Church for sale after 125 years

A crowd of about 30 people took part in the thanksgiving service to secularise the All Saints...
A crowd of about 30 people took part in the thanksgiving service to secularise the All Saints Anglican Church in Lumsden on Sunday. The building will no longer be used for church services. PHOTO: SANDY EGGLESTON
A final farewell has been held for an institution that has been part of the Lumsden community for about 125 years.

A thanksgiving and secularisation service was held at All Saints Anglican Church on Sunday.

The first wooden building on the site was consecrated in 1890, and the second in August 1967.
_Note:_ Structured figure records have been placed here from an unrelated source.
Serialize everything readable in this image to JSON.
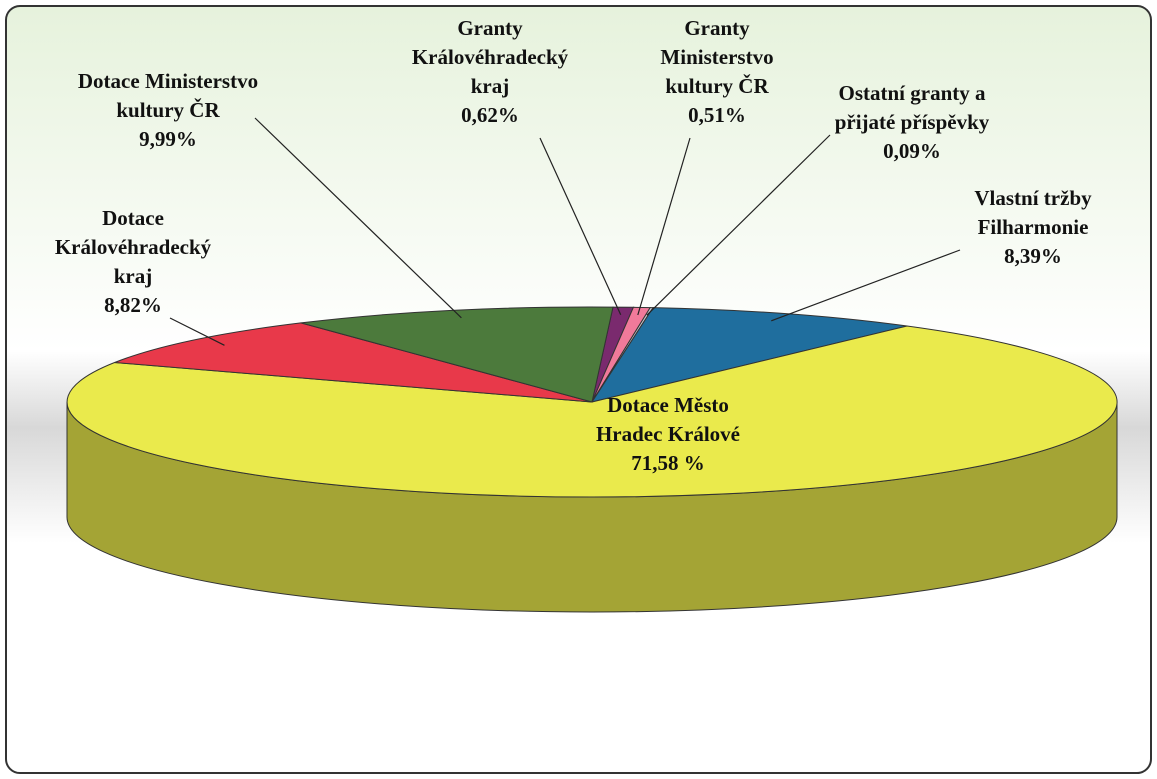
{
  "chart_data": {
    "type": "pie3d",
    "categories": [
      [
        "Granty",
        "Královéhradecký",
        "kraj"
      ],
      [
        "Granty",
        "Ministerstvo",
        "kultury ČR"
      ],
      [
        "Ostatní granty a",
        "přijaté příspěvky"
      ],
      [
        "Vlastní tržby",
        "Filharmonie"
      ],
      [
        "Dotace Město",
        "Hradec Králové"
      ],
      [
        "Dotace",
        "Královéhradecký",
        "kraj"
      ],
      [
        "Dotace Ministerstvo",
        "kultury ČR"
      ]
    ],
    "values": [
      0.62,
      0.51,
      0.09,
      8.39,
      71.58,
      8.82,
      9.99
    ],
    "value_labels": [
      "0,62%",
      "0,51%",
      "0,09%",
      "8,39%",
      "71,58 %",
      "8,82%",
      "9,99%"
    ],
    "colors": [
      "#7a2a6e",
      "#f07a9a",
      "#c8c8d0",
      "#1f6e9e",
      "#eaea4c",
      "#e8394a",
      "#4c7a3c"
    ]
  }
}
Anglican Diocese of Dunedin Vicar-General the Rev Jan Clark and Southern Rural Chaplaincy archdeacon Barb Walker officiated at the service, which was attended by about 30 people.
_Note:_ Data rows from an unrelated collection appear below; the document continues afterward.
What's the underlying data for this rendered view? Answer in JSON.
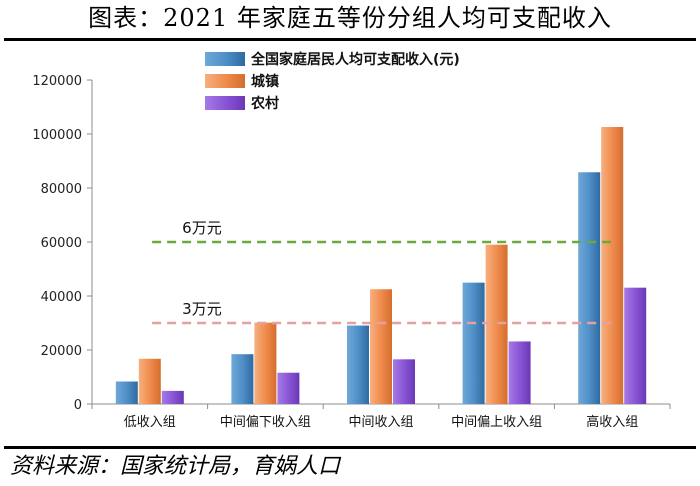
{
  "header": {
    "title": "图表：2021 年家庭五等份分组人均可支配收入"
  },
  "footer": {
    "source": "资料来源：国家统计局，育娲人口"
  },
  "chart_data": {
    "type": "bar",
    "title": "图表：2021 年家庭五等份分组人均可支配收入",
    "categories": [
      "低收入组",
      "中间偏下收入组",
      "中间收入组",
      "中间偏上收入组",
      "高收入组"
    ],
    "series": [
      {
        "name": "全国家庭居民人均可支配收入(元)",
        "values": [
          8333,
          18446,
          29053,
          44949,
          85836
        ],
        "color": "#4f90c8"
      },
      {
        "name": "城镇",
        "values": [
          16746,
          30133,
          42498,
          59005,
          102596
        ],
        "color": "#f08c4e"
      },
      {
        "name": "农村",
        "values": [
          4856,
          11586,
          16546,
          23167,
          43082
        ],
        "color": "#8a56d6"
      }
    ],
    "ylim": [
      0,
      120000
    ],
    "yticks": [
      0,
      20000,
      40000,
      60000,
      80000,
      100000,
      120000
    ],
    "reference_lines": [
      {
        "label": "6万元",
        "value": 60000,
        "color": "#6aaa3a"
      },
      {
        "label": "3万元",
        "value": 30000,
        "color": "#e6a0a0"
      }
    ],
    "legend_position": "top",
    "grid": false
  }
}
Archdeacon Walker said the use of the building as a consecrated space had been revoked.

"The church has been closed and it will be put up for sale."

The number of people attending the church had dwindled.
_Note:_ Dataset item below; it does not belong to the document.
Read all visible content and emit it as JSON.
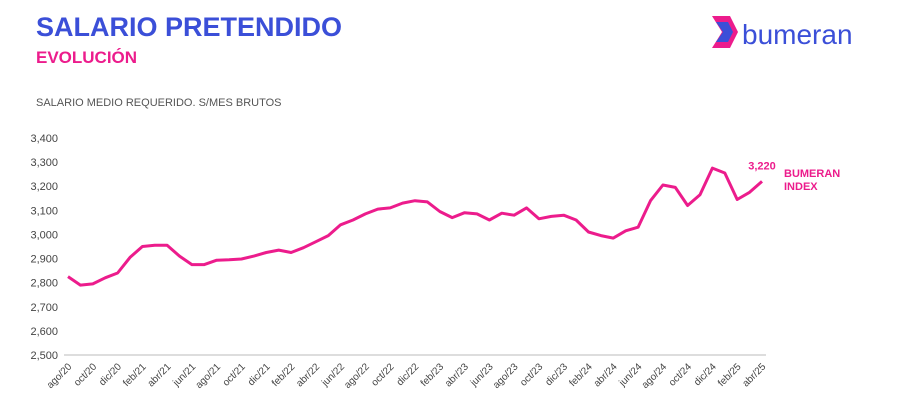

"There hasn’t been a service here for a long time and the people that have come are getting older."

It was not an easy decision to close the church but was for the best.

"Do you keep it open when it’s leaking and needs a lot of work?"

Congregation members would now be under the umbrella of the Southern Rural Chaplaincy.

"We’ll be going out and visiting these people, taking them communion, encouraging them [and] ringing them up on the phone.

"We’re looking at new ways of doing church in rural chaplaincy."

It was hoped in the new year meetings would be arranged.

In some of the towns where churches had been shut down services were still held.

During the sermon Rev Clark said as the seasons in people’s lives change new ways of doing things begin to evolve.

"Today we let go of a building that has blessed the lives of many people as they have journeyed with God.

"We offer thanks for what has been and we look to the future knowing God travels with us to unknown places."

The church community was in a time of moving into a new era.

"We let go of a part of our heritage and look to journeying with Christ in a new way."